Asked to comment on the revelation of the SLPP government having talks with a group of civil society activists to explore ways and means to strengthening the reconciliation process, Gunawardena said that a 13-page Foreign Ministry note dated Aug. 31, 2021 addressed to Colombo-based diplomatic missions acknowledged the pivotal role played by the civil society. Having always accused the civil society of being part of a Western strategy, the same lot exposed their duplicity by meeting a group of civil society activists.

Gunawardena was referring to President Gotabaya Rajapaksa and Ministers, Basil Rakapaksa, Prof. Peiris, Dinesh Gunawardena, Ali Sabry, PC, and Namal Rajapaksa having separate meetings with SLCC (Sri Lanka Collective for Consensus) in the run-up to the Geneva confab.

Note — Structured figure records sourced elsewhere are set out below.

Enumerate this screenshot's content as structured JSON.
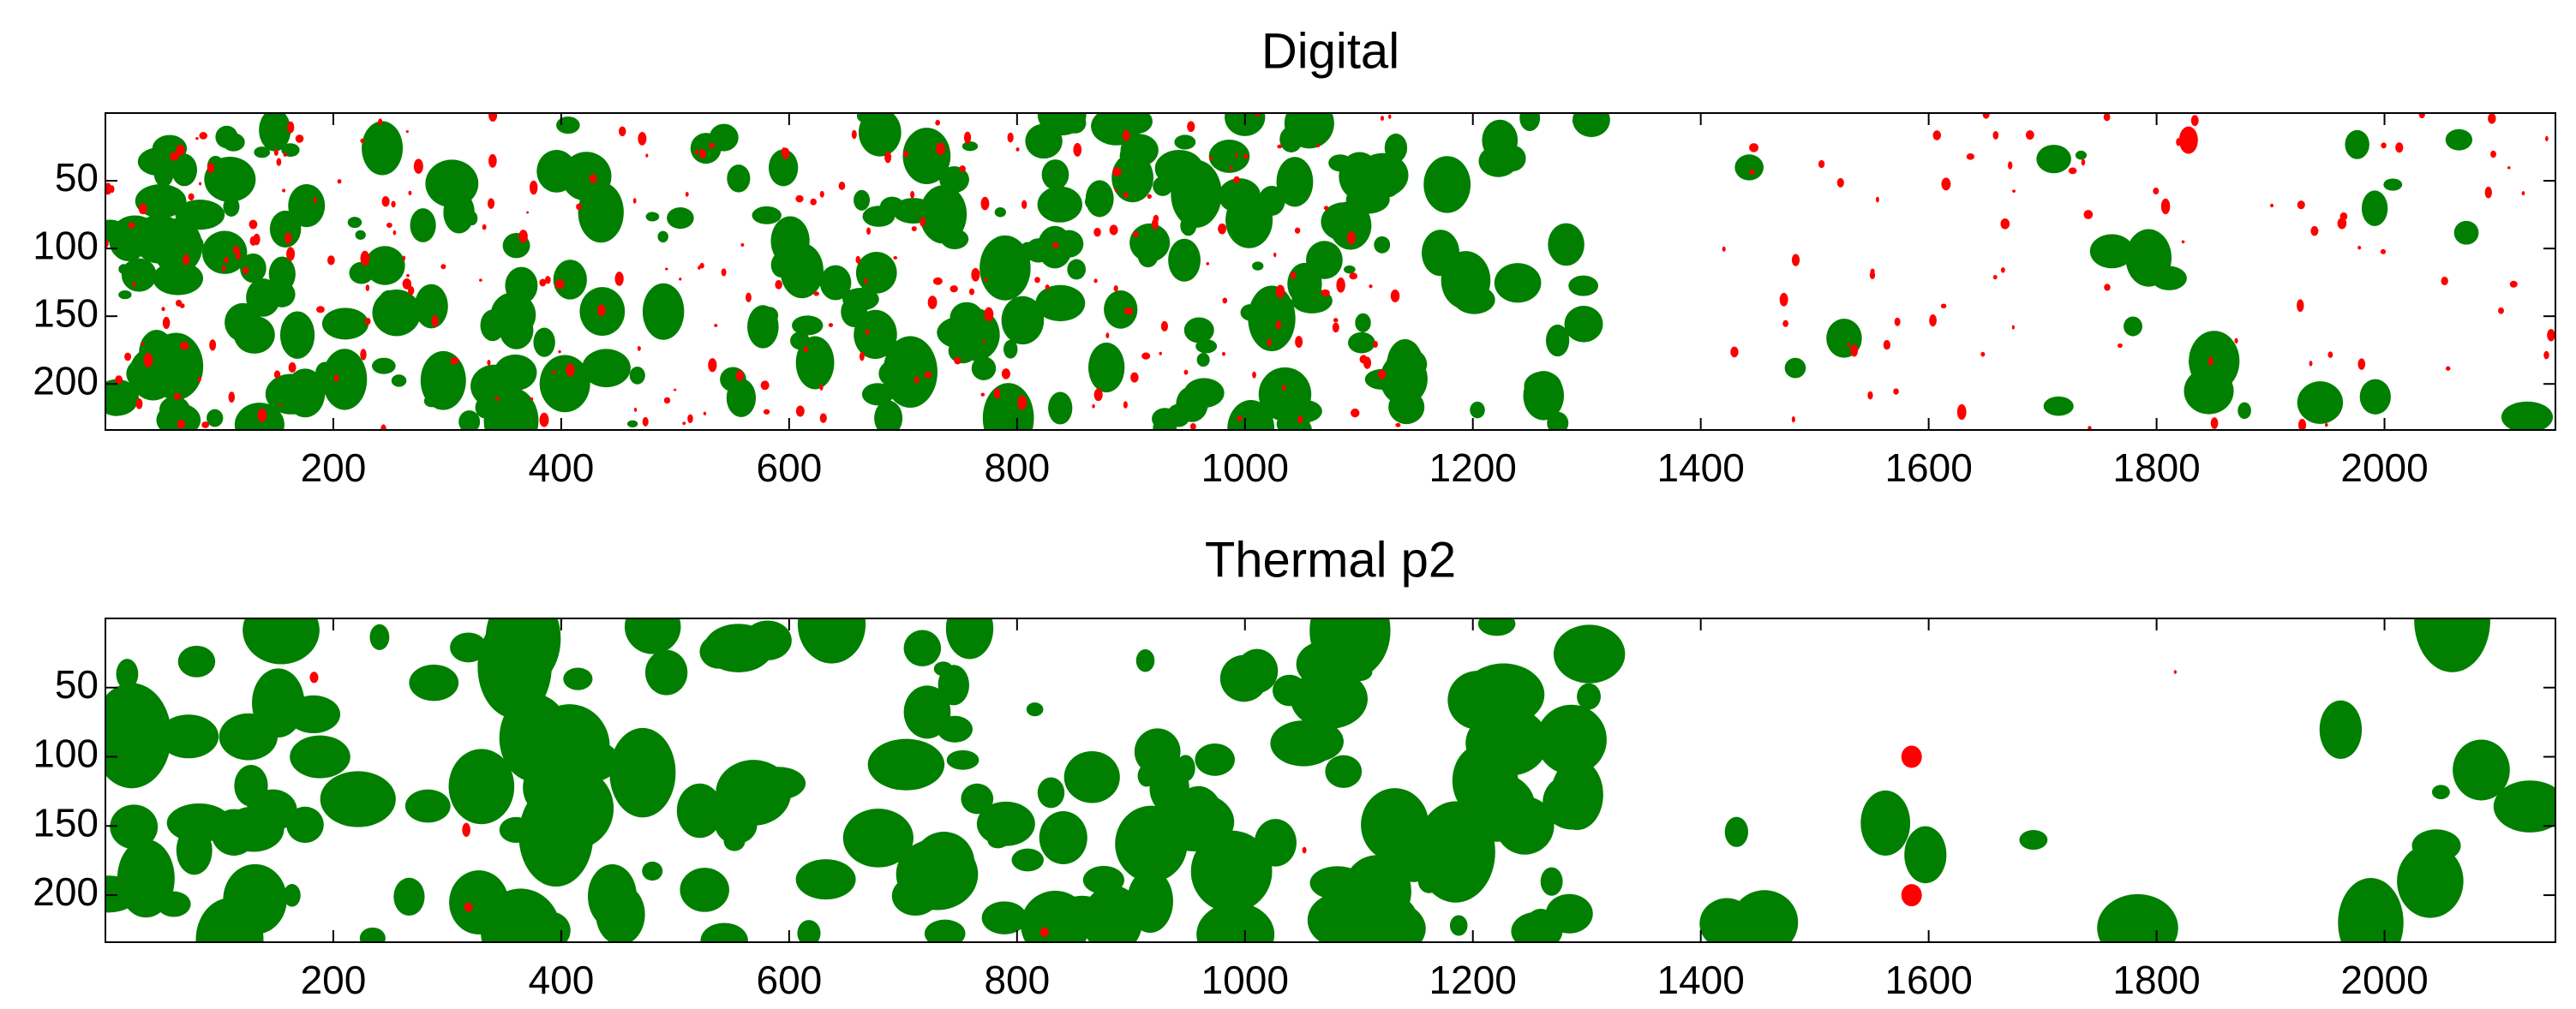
{
  "chart_data": [
    {
      "type": "image",
      "title": "Digital",
      "xlim": [
        0,
        2150
      ],
      "ylim": [
        234,
        0
      ],
      "y_reversed": true,
      "xticks": [
        200,
        400,
        600,
        800,
        1000,
        1200,
        1400,
        1600,
        1800,
        2000
      ],
      "yticks": [
        50,
        100,
        150,
        200
      ],
      "colors": [
        "#007f00",
        "#ff0000"
      ]
    },
    {
      "type": "image",
      "title": "Thermal p2",
      "xlim": [
        0,
        2150
      ],
      "ylim": [
        234,
        0
      ],
      "y_reversed": true,
      "xticks": [
        200,
        400,
        600,
        800,
        1000,
        1200,
        1400,
        1600,
        1800,
        2000
      ],
      "yticks": [
        50,
        100,
        150,
        200
      ],
      "colors": [
        "#007f00",
        "#ff0000"
      ]
    }
  ]
}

SLCC comprises 16 individuals.

Gunawardena noted the Human Rights Commissioner Michelle Bachelet, too, in her hard-hitting Sept 13 statement on Sri Lanka referred to President Rajapaksa’s meeting with the SLCC.

Gunawardena said that in addition to the SLCC, another group styled itself as the Civil Society Platform (CSP) in a statement issued on Sept. 13 made its position clear on a range of accountability issues as well as stepped up pressure on the civil society. CSP consists of 30 organizations and 36 individuals.

Responding to declarations by FM Prof Peiris and Foreign Secretary Admiral Jayanath Colombage that external investigations wouldn’t be acceptable, lawyer Gunawardena said that instead of rejecting the investigation the government should furbish whatever information in its hands or had access to the new investigative mechanism. The government couldn’t ignore the fact that the UNHRC authorized the fresh investigative mechanism at the 46th session with an overwhelming majority with 22 countries voting for the resolution, 11 against and 14 missing the vote.

Gunawardena urged the government to take a realistic view as Sri Lanka didn’t have time and space to engage in silly maneuvers. The bottom line was that the March 2020 announcement that Sri Lanka withdrew from 30/1 was nothing but a farce, Gunawardena said.